The newspaper industry is at the “peak of creative destruction,” according to Penny Abernathy, Knight Chair in Journalism and Digital Media Economics at the University North Carolina and former executive at the New York Times and Wall Street Journal.
Speaking at the New York State Press Association convention seminar on Saturday, Abernathy borrowed the phrase from Joseph Alois Schumpter, an early 20th century, Czech-born economist and political scientist. His theory – which described the process of transformation whereby established companies succumb to the pressure of new technology – applies today to print media, she said. Industry leaders may take one of two approaches: The first is to retreat with “Chicken Little” pessimism that “the sky is falling”. Another is to “embrace change” and experiment freely. She said the best tact is “to walk down the middle” of the two courses of action so not squander resources or act too slowly.

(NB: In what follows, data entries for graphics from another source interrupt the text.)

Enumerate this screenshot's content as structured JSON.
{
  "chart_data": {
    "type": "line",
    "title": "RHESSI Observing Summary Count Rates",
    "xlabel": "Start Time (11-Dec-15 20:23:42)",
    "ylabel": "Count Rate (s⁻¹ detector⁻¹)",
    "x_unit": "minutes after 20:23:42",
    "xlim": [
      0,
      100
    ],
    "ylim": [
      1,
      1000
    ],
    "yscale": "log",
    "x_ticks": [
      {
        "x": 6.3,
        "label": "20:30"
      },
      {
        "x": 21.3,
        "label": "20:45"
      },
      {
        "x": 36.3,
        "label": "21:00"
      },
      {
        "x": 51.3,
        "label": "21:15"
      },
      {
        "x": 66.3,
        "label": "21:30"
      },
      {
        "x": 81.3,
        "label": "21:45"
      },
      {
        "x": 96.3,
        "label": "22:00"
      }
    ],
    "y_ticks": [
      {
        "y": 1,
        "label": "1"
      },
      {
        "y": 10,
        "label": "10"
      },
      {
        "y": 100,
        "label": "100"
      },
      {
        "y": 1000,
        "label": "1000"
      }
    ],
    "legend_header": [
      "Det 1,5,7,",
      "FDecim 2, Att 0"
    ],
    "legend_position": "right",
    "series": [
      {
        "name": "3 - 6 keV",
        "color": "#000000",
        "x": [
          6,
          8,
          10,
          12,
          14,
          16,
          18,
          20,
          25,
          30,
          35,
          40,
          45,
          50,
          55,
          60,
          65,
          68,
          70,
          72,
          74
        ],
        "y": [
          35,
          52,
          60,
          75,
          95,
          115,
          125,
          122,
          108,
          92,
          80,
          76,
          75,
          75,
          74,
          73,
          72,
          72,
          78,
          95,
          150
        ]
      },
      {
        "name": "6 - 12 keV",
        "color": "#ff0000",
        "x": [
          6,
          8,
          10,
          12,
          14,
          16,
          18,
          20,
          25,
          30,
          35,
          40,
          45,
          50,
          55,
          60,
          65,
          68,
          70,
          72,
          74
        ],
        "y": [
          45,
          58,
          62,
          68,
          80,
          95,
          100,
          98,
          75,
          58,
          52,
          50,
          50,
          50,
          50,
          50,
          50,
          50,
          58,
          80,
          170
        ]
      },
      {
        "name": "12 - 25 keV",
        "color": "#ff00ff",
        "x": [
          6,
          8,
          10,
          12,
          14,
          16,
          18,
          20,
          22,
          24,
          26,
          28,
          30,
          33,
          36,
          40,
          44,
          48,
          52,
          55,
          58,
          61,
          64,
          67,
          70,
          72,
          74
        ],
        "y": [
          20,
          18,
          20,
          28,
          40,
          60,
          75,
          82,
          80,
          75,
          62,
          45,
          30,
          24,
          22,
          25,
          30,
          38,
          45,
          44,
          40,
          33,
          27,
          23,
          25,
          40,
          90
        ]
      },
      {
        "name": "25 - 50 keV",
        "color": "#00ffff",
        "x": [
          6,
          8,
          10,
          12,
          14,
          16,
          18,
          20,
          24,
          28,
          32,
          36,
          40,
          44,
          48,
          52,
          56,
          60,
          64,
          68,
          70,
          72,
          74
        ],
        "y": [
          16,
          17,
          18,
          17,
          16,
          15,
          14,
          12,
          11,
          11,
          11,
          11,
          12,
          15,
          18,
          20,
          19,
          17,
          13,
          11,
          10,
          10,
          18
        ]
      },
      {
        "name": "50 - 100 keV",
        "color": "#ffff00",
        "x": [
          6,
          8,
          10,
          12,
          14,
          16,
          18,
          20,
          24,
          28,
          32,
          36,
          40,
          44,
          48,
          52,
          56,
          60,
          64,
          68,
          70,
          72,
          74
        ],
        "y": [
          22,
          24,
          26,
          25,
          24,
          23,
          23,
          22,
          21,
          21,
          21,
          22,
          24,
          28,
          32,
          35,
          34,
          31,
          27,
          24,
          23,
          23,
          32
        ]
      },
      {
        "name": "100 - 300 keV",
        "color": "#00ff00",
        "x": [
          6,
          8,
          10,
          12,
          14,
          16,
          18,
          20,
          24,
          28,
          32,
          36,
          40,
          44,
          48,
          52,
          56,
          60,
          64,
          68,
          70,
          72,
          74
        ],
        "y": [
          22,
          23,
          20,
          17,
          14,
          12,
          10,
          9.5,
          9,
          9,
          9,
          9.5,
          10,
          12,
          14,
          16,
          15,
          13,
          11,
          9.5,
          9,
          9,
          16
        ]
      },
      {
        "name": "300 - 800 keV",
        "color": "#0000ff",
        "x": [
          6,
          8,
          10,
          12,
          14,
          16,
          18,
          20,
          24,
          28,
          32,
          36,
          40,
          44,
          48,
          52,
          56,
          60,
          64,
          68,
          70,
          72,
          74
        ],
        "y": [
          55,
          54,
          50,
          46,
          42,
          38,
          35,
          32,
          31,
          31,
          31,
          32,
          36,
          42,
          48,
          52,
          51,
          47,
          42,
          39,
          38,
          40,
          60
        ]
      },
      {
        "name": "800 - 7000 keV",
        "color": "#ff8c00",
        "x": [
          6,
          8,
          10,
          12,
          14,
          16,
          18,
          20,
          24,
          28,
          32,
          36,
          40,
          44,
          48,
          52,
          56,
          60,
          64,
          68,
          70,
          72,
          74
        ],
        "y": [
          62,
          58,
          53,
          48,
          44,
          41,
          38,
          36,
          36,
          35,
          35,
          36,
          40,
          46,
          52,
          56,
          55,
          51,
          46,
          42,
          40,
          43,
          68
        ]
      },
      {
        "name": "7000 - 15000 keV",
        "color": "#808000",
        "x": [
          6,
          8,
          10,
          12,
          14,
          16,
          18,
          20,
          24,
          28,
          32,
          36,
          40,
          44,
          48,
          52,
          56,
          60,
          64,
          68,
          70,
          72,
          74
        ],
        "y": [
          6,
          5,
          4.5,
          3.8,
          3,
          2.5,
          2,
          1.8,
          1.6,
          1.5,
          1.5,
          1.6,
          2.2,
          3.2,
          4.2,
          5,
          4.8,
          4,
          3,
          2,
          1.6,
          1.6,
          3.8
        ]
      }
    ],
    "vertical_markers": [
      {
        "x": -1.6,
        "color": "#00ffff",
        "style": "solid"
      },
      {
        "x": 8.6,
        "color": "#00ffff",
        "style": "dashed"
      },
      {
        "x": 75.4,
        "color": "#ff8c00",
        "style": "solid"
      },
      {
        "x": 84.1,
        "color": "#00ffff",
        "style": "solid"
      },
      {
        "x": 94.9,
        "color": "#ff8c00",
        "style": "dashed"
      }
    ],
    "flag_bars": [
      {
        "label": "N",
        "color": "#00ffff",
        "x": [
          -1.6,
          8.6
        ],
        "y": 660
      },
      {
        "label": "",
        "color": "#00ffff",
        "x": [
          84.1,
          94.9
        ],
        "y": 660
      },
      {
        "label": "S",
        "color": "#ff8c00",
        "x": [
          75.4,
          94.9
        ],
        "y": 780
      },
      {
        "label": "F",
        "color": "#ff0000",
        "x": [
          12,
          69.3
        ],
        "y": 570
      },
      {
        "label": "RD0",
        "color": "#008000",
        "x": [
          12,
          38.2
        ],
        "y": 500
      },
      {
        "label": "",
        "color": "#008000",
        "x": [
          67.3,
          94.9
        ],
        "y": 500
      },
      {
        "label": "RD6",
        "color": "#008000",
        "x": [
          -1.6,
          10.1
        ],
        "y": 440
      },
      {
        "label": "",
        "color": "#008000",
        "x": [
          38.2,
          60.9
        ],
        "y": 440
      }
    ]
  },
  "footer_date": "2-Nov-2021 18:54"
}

Innovation and progress isn’t enough to save newspapers from changing consumer media consumption habits. Companies must shed legacy costs; the industry’s distribution and printing systems are outmoded, she said.

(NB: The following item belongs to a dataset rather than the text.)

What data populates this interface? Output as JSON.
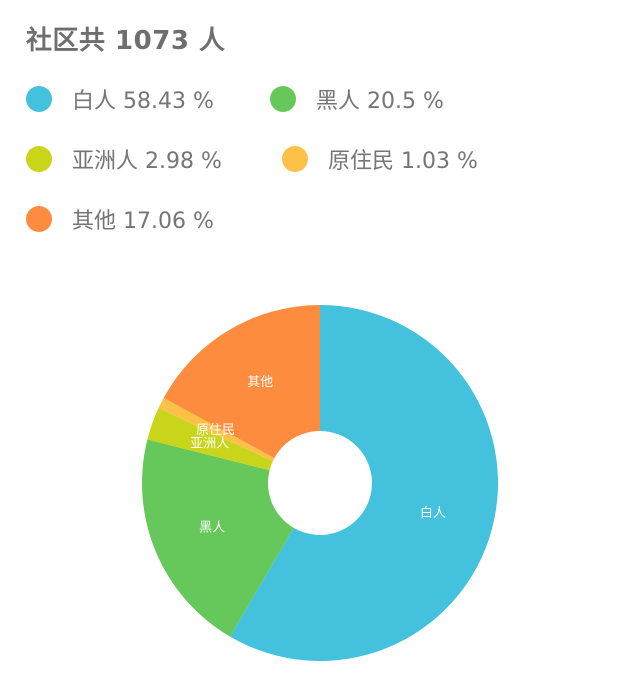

Professor Abernathy outlined a five-step strategy process as the “path of renewal” which involved defining our companies; defining our customers; determining whether we are in a cycle or cyclone; performing a strengths, weaknesses, opportunities and threats (SWOT) analysis; and setting a long-term strategic plan. The only part of her discussion that didn’t ring true was telling participants – mostly publishers and editors – to set three- and five-year plans. That seemed to contradict a statement earlier in the talk about how disruptive innovation has quickly evolved from being a once-a-century phenomena for the print industry, to something that now happens every 18 months. Pretty hard to aim so far in the distance when the target is moving that quickly.